After this notification, all the DISCOMs will be governed under the various provisions of EC Act, such as Appointment of Energy Manager, Energy Accounting & Auditing, identification of Energy Losses Category wise, Implementation of energy conservation & efficiency measures etc. for each DISCOMs. Earlier, the DISCOMs whose annual energy losses were equal to or above 1000 MU (Million Units) were covered under the EC Act.

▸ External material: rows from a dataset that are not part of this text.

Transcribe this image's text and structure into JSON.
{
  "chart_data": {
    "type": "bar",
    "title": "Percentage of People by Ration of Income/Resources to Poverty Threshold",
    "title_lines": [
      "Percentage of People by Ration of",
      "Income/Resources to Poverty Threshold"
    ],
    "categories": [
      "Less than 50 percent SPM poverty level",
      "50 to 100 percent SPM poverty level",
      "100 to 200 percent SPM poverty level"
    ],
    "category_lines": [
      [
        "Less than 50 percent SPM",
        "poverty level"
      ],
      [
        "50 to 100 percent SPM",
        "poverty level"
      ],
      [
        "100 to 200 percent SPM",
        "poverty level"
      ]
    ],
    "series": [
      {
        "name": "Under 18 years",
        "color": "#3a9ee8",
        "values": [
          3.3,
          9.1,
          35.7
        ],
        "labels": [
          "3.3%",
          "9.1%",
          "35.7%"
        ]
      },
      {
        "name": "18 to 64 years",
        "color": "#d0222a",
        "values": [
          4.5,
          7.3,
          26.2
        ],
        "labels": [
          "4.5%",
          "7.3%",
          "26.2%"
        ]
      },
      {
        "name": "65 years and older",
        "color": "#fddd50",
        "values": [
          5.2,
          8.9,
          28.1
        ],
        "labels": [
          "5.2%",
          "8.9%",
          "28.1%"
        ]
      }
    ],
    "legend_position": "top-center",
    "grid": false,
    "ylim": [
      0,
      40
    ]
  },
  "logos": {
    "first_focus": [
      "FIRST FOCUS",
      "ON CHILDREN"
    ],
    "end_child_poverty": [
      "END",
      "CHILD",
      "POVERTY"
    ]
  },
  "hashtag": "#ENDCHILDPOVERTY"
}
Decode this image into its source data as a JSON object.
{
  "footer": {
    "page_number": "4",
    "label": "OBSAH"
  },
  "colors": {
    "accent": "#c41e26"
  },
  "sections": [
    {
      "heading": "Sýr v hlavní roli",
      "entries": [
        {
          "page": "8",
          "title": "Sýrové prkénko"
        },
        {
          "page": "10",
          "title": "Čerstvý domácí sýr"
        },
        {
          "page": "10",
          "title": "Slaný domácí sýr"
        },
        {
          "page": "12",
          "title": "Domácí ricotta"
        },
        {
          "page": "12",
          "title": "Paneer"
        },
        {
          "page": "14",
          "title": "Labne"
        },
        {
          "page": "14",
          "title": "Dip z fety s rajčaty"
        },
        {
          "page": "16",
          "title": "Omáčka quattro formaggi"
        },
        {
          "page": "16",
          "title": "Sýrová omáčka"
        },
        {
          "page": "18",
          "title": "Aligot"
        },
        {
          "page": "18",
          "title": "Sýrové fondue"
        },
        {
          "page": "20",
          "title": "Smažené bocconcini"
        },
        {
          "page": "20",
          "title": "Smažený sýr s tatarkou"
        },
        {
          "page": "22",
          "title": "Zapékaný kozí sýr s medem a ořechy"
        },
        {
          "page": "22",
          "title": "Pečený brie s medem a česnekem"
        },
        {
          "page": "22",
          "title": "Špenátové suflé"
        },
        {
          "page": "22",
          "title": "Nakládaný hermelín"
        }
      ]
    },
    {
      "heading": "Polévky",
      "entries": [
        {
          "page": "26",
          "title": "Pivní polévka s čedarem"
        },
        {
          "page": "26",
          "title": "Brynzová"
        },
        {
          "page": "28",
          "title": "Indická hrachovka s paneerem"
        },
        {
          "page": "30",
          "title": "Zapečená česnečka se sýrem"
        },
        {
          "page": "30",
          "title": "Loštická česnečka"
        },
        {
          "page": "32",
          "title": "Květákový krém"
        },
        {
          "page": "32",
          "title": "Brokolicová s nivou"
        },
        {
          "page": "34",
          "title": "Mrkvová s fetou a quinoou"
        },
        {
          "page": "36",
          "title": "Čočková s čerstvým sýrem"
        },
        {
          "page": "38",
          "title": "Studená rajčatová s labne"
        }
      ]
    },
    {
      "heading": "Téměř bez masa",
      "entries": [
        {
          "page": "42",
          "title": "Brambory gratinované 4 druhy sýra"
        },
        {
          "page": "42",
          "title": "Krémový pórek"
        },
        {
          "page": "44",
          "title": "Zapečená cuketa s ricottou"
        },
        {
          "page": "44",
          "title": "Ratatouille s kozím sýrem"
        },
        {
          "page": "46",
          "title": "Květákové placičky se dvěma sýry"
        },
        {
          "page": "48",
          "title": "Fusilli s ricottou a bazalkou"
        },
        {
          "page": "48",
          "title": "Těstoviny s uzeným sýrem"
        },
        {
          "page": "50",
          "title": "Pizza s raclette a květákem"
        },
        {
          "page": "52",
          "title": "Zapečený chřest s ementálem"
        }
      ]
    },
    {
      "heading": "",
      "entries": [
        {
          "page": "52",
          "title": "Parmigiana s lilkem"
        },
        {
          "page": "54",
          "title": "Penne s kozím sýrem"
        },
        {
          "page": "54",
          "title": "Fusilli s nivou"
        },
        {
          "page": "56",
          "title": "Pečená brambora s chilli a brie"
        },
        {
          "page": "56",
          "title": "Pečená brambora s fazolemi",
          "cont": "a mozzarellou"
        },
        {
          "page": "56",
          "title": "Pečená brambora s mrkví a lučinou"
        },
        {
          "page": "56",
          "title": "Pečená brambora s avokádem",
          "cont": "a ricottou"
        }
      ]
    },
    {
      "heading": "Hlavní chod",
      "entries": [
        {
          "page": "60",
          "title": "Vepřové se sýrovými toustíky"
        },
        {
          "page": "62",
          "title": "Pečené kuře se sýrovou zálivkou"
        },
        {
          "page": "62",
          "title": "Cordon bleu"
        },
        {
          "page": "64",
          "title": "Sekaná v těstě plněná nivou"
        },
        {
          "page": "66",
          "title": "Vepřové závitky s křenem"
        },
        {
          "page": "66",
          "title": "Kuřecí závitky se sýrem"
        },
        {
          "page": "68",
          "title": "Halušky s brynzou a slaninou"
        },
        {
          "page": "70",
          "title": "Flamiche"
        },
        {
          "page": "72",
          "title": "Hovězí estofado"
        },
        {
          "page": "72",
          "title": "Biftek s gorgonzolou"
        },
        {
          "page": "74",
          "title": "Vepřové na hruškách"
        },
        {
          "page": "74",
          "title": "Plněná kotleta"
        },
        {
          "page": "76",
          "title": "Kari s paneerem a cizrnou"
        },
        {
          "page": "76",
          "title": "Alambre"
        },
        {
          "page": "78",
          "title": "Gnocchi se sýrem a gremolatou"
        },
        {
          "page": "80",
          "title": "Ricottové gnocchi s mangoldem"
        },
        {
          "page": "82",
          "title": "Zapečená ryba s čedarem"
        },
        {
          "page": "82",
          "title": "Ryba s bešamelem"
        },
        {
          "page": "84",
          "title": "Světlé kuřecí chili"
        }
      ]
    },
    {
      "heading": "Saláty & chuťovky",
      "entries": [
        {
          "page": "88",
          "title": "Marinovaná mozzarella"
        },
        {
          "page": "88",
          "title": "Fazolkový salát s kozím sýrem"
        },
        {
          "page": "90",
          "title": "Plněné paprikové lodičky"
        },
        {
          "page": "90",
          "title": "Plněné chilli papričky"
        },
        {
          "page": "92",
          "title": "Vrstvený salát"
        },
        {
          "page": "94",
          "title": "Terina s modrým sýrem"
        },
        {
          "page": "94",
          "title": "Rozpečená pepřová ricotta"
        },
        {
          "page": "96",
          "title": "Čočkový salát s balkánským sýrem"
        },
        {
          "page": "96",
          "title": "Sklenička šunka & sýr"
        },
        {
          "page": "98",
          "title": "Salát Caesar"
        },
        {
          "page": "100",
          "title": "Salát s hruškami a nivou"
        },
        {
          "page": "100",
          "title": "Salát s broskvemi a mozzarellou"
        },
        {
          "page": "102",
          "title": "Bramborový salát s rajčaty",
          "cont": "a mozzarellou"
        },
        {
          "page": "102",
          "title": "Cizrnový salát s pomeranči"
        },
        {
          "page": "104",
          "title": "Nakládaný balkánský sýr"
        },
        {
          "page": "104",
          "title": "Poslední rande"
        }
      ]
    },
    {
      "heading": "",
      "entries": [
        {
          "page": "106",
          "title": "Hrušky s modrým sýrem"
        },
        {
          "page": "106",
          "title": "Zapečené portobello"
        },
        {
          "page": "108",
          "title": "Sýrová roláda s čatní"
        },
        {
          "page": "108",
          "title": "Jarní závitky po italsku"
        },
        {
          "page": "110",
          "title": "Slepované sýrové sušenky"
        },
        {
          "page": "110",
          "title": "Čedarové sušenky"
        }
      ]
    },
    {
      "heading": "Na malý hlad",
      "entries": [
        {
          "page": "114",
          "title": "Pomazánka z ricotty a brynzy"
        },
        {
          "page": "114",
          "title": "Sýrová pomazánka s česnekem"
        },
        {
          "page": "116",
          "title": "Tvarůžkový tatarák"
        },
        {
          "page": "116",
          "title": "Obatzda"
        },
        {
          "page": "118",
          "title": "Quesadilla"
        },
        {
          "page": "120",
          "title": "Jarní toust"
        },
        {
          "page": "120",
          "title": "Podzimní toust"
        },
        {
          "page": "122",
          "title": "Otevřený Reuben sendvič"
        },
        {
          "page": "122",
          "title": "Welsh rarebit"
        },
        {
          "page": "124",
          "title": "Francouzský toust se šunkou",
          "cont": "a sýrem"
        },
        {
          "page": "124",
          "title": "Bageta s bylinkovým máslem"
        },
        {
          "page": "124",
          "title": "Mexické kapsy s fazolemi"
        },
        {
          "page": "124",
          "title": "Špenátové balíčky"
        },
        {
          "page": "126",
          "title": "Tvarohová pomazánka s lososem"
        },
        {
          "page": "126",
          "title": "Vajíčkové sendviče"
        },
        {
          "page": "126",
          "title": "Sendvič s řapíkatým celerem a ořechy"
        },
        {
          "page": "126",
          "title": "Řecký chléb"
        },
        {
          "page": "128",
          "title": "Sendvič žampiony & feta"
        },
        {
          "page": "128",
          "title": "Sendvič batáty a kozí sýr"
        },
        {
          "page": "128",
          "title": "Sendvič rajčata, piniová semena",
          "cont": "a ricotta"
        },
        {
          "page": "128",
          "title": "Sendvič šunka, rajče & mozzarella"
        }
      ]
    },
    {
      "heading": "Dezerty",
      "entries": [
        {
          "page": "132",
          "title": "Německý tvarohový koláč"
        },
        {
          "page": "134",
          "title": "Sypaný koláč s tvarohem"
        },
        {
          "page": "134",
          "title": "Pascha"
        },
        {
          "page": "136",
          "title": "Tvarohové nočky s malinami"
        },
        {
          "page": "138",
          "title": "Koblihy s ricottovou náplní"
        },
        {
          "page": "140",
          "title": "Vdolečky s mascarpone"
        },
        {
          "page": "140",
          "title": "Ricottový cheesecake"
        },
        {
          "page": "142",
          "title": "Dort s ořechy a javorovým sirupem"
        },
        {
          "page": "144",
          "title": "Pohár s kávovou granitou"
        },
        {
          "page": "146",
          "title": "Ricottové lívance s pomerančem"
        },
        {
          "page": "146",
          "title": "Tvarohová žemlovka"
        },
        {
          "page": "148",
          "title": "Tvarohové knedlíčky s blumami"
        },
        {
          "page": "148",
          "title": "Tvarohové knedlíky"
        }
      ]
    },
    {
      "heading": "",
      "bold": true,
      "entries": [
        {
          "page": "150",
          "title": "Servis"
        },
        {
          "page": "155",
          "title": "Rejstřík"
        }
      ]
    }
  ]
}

Now with this notification, the number of DISCOMs covered under the EC Act will increase from 44 to 102.


  • This decision will facilitate Energy Accounting & Auditing as mandatory activity for all the DISCOMs, leading to the actions towards reducing losses and increase profitability of DISCOMs.
  • The amendment is expected to help DISCOMs to monitor their performance parameters and bring in transparency in the Distribution sector through professional inputs.
  • It will also assist in developing projects for reducing the electricity losses by DISCOMs and implementing effective solutions.
  • The amendment is expected to improve the financial state of the DISCOMs.
  • The quarterly data of these DISCOMs will be collected and monitored by the government to suggest measures for increasing the efficiency and reduce the energy loss.
  • This move is expected to gradually become more effective if extended upto the level of end consumers.

Energy Conservation Act, 2001

The Act empowers the Central Government and, in some instances, State Governments to –

  • specify energy consumption standards for notified equipment and appliances;
  • direct mandatory display of label on notified equipment and appliances;
  • prohibit manufacture, sale, purchase and import of notified equipment and appliances not conforming to energy consumption standards;
  • notify energy intensive industries, other establishments, and commercial buildings as designated consumers;
  • establish and prescribe energy consumption norms and standards for designated consumers;
  • prescribe energy conservation building codes for efficient use of energy and its conservation in new commercial buildings having a connected load of 500 kW or a contract demand of 600 kVA and above;

State Governments may

  • amend the energy conservation building codes prepared by the Central Government to suit regional and local climatic conditions;
  • direct every owners or occupier of a new commercial building or building complex being a designated consumer to comply with the provisions of energy conservation building codes;
  • direct, if considered necessary for efficient use of energy and its conservation, any designated consumer to get energy audit conducted by an accredited energy auditor in such manner and at such intervals of time as may be specified;

Bureau of Energy Efficiency

  • Under the provisions of the Energy Conservation Act, 2001, Bureau of Energy Efficiency has been established with effect from 1st March, 2002 by merging the erstwhile Energy Management Centre, a society under the Ministry of Power.
  • The Bureau would be responsible for spearheading the improvement of energy efficiency of the economy through various regulatory and promotional instruments.
  • The mission of the Bureau of Energy Efficiency is to develop policy and strategies with a thrust on self-regulation and market principles, within the overall framework of the Energy Conservation Act, 2001 with the primary objective of reducing energy intensity of the Indian economy. This will be achieved with active participation of all stake holders, resulting in accelerated and sustained adoption of energy efficiency in all sectors of the economy.
  • The primary objective of BEE is to reduce energy intensity in the Indian economy through adoption of result oriented approach.